New Media --Now Playing on a PC and Cellphone Near You

On new media (streaming and downloads), much of our work is already done. Using various research data, Michael Learmonth has estimated that the parties are \$7.2 million apart in 2007, with that gap increasing to \$71 million in 2011, on a single-union basis. Assuming for the sake of simplicity that the growth between then and now is linear, this results in a single-union three-year gap of \$117.6 million (\$23.2 million in 2008, plus \$39.2 million in 2009, plus \$55.2 million in 2010). Multiply by 9.5, to arrive at a 4-union figure of \$1,117 million. Michael's figures don't include revenue from banner ads and subscriptions, which the WGA rightly wants a piece of. Those revenues are probably larger than the revenue from in-stream advertising (ads in the videos themselves) -- though who knows -- so I would at least double this figure to \$2,235 million.

Can the companies afford the increase? Yes.
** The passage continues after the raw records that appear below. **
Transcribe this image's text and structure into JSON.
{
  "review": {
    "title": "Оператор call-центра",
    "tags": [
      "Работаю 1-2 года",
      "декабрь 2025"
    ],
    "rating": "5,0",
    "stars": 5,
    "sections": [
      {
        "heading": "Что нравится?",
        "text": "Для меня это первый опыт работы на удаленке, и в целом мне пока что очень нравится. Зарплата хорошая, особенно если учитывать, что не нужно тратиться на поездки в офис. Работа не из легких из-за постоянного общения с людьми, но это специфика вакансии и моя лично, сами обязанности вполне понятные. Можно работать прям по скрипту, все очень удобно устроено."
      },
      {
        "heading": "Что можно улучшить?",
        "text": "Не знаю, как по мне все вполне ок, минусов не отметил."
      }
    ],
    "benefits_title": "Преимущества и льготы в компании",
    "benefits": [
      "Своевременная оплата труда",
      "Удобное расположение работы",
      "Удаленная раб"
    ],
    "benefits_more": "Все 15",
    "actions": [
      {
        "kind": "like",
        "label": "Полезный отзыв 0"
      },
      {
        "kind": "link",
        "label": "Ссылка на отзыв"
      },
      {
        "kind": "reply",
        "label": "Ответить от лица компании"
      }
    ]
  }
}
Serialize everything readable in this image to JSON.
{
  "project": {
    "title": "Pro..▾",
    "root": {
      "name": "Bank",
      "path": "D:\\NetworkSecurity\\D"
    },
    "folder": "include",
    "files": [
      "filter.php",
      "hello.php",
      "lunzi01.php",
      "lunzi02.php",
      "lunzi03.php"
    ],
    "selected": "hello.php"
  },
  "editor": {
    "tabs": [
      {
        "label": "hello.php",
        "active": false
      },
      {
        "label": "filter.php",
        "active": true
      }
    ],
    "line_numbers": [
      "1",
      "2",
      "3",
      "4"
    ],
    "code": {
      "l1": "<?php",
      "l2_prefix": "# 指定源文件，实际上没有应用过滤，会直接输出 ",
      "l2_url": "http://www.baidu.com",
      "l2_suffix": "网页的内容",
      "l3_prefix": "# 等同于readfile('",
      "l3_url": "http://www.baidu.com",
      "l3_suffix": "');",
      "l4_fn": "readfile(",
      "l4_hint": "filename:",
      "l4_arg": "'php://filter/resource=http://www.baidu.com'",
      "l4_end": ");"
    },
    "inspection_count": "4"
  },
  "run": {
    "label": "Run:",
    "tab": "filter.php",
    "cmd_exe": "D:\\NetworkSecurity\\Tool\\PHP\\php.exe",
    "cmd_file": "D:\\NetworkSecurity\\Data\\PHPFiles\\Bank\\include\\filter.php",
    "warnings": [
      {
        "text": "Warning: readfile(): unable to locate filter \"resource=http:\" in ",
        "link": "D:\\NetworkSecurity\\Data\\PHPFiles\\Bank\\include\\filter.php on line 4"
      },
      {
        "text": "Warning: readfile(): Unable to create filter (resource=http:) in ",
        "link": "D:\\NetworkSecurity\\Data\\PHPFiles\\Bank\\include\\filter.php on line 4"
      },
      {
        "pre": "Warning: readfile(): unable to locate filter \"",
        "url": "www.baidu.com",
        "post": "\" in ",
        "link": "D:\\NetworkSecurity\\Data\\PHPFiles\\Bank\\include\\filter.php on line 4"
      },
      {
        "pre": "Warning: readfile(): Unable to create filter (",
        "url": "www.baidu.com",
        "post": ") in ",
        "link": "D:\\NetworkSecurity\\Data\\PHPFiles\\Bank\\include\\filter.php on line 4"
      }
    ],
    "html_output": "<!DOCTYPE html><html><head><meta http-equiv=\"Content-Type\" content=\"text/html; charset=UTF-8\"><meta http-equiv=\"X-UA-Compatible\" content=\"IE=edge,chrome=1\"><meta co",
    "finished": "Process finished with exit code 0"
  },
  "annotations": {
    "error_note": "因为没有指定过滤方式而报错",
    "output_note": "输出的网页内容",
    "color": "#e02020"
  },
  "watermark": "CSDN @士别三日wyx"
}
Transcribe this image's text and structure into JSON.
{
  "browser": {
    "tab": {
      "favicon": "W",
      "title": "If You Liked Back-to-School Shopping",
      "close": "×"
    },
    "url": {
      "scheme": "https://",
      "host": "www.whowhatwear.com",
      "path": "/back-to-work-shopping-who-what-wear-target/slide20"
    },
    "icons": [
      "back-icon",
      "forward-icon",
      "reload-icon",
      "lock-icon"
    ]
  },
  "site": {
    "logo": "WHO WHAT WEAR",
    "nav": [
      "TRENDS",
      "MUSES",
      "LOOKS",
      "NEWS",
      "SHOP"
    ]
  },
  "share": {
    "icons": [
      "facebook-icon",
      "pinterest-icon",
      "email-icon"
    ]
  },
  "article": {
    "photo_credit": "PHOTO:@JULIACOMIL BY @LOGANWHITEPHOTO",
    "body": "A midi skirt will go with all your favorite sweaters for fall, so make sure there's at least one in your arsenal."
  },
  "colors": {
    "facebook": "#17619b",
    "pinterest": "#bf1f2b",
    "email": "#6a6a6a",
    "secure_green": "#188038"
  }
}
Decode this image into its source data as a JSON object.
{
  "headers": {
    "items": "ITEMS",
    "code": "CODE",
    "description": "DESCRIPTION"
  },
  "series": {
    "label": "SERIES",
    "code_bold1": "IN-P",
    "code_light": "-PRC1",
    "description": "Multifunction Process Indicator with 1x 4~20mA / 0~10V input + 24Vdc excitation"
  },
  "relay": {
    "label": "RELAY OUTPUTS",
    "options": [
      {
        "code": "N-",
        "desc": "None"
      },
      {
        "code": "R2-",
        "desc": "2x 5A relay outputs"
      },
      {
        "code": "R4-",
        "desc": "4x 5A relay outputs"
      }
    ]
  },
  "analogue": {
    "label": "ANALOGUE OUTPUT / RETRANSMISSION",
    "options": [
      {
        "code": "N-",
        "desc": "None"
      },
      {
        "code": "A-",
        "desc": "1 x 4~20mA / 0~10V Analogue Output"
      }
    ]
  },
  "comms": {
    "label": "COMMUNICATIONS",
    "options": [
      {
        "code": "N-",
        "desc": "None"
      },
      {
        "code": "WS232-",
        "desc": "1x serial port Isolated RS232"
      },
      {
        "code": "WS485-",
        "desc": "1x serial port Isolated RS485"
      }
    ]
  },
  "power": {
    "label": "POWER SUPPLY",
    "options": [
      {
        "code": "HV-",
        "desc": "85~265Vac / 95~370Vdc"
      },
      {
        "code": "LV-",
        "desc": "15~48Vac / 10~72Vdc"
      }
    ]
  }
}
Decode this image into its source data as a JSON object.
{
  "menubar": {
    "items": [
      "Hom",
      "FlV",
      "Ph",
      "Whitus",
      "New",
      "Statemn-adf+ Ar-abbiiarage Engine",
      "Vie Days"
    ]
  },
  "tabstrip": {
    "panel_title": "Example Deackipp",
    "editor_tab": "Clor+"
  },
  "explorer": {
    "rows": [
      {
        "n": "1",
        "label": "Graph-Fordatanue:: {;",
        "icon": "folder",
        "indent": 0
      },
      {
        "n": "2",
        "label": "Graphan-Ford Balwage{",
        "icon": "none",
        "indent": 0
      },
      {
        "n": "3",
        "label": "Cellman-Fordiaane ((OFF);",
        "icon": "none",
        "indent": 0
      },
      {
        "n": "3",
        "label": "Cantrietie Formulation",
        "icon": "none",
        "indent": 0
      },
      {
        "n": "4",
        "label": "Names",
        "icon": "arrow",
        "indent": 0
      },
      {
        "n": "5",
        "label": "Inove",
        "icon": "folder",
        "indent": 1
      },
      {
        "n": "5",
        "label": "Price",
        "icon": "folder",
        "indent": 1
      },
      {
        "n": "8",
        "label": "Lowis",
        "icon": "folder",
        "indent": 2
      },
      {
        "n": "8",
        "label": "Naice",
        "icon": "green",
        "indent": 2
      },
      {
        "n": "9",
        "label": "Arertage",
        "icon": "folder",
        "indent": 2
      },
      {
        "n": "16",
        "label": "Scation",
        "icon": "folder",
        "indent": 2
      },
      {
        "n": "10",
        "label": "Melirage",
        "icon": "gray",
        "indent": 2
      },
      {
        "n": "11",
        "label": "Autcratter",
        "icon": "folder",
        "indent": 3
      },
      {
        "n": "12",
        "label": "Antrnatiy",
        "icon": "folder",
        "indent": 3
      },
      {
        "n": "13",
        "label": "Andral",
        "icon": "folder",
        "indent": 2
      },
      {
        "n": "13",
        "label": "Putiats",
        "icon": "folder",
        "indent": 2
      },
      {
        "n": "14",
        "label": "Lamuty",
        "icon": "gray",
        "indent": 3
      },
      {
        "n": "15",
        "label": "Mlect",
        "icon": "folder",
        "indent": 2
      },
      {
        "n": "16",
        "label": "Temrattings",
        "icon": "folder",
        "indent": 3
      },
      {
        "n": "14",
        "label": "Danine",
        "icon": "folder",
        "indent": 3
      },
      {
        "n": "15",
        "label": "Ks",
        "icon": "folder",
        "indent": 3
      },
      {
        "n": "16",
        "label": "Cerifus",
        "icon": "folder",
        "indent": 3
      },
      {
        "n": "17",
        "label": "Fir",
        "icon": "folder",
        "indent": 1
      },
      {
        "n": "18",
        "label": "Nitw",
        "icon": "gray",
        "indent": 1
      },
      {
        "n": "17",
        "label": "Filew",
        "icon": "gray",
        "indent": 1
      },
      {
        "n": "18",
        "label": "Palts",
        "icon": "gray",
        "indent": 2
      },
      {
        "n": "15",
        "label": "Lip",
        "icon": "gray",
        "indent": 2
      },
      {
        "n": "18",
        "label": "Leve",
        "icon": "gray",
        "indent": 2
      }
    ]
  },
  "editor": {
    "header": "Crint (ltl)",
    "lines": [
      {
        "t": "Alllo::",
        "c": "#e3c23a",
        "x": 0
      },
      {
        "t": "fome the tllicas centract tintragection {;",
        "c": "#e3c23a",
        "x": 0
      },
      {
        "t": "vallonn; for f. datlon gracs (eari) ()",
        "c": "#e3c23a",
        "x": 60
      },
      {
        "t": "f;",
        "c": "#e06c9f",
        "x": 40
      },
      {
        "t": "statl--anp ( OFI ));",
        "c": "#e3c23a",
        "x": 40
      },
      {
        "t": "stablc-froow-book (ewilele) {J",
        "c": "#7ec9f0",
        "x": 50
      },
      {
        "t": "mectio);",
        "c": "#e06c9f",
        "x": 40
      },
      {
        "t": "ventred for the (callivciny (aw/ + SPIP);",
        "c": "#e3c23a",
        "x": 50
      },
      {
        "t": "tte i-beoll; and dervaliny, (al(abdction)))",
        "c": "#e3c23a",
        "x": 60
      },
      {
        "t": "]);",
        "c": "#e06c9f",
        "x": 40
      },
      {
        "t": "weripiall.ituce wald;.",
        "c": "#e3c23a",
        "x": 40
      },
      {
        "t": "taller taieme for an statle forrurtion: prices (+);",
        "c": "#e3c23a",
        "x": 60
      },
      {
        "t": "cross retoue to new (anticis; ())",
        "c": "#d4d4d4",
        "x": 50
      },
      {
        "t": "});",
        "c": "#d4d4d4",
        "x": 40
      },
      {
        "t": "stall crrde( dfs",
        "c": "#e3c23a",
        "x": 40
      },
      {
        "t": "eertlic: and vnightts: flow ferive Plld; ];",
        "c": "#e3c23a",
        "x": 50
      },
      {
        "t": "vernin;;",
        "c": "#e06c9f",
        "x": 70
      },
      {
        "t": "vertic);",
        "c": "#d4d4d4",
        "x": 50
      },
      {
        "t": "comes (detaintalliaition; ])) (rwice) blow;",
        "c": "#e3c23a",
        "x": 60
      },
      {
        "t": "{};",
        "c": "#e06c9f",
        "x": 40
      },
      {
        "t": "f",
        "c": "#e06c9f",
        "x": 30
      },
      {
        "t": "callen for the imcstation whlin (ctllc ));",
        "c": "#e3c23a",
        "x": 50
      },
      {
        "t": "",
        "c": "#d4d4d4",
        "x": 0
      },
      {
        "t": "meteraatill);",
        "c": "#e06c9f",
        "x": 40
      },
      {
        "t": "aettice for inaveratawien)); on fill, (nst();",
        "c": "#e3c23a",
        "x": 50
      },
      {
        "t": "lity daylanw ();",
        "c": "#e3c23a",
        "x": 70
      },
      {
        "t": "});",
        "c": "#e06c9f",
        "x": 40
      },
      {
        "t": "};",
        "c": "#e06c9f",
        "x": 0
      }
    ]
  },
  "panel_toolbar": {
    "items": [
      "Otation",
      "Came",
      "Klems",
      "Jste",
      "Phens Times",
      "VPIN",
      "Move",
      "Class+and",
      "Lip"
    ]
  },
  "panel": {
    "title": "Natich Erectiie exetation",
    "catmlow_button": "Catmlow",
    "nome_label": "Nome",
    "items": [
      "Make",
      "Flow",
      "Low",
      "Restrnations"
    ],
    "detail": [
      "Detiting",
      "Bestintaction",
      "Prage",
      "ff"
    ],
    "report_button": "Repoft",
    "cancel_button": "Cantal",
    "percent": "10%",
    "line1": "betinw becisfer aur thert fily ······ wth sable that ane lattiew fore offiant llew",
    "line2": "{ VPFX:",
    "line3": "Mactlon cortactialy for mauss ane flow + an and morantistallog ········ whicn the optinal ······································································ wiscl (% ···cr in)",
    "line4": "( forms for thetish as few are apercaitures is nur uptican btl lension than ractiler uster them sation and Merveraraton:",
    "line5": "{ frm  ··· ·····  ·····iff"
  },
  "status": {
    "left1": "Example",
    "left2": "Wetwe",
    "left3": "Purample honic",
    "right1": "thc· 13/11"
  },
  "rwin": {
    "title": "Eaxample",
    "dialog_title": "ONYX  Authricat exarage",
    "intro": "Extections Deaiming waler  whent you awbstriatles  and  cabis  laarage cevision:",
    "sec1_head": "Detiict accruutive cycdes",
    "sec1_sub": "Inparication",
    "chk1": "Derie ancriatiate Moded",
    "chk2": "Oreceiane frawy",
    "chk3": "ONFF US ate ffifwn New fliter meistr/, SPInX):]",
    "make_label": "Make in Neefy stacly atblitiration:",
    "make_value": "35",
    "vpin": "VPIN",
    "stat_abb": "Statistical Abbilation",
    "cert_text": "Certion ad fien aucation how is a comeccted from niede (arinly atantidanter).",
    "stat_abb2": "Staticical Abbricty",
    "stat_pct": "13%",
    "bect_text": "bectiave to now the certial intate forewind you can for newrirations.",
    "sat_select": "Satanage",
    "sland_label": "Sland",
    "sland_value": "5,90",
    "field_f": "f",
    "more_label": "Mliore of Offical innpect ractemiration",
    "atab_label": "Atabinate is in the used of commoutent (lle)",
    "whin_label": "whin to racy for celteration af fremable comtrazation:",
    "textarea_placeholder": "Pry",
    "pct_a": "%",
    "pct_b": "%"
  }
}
Distribution costs are negligible, since there is no manufacturing cost, and marketing costs can best be described as moderate, since films and TV shows have built-in name recognition (no need to spend astronomical sums to drive traffic to the company websites). Even after allocating a portion of negative cost to new media, the companies' profit will ultimately be quite high. This is why execs have been effusive in their embrace of new media and their predictions as stated to Wall Street.

Divide and Conquer

Adding the home video and new media gaps yields a total gap of about \$3 billion on the residuals issues. That's more than the pocket change implied by "four cents per DVD" -- or is it? After all this multiplication, now it's time for division. Divide by 8, yielding \$375 million as a per-company average, to roughly account for the fact that there are six majors, one quasi-major, and many smaller companies in the AMPTP. Then divide by 3, yielding a gap of \$125 million per major per year.

Remember too, the WGA doesn't realistically expect to get all the numbers it's asking for; a negotiation is a compromise, not a diktat. Let's assume the parties split everything down the middle. That's about a \$60 million increase per major per year. \$60 million? It's a small fraction of the typical revenue and profits the conglomerates are achieving. The numbers are complex, but the conclusion is simple: the producers can afford to increase the residual payments, and it's time for them to do so.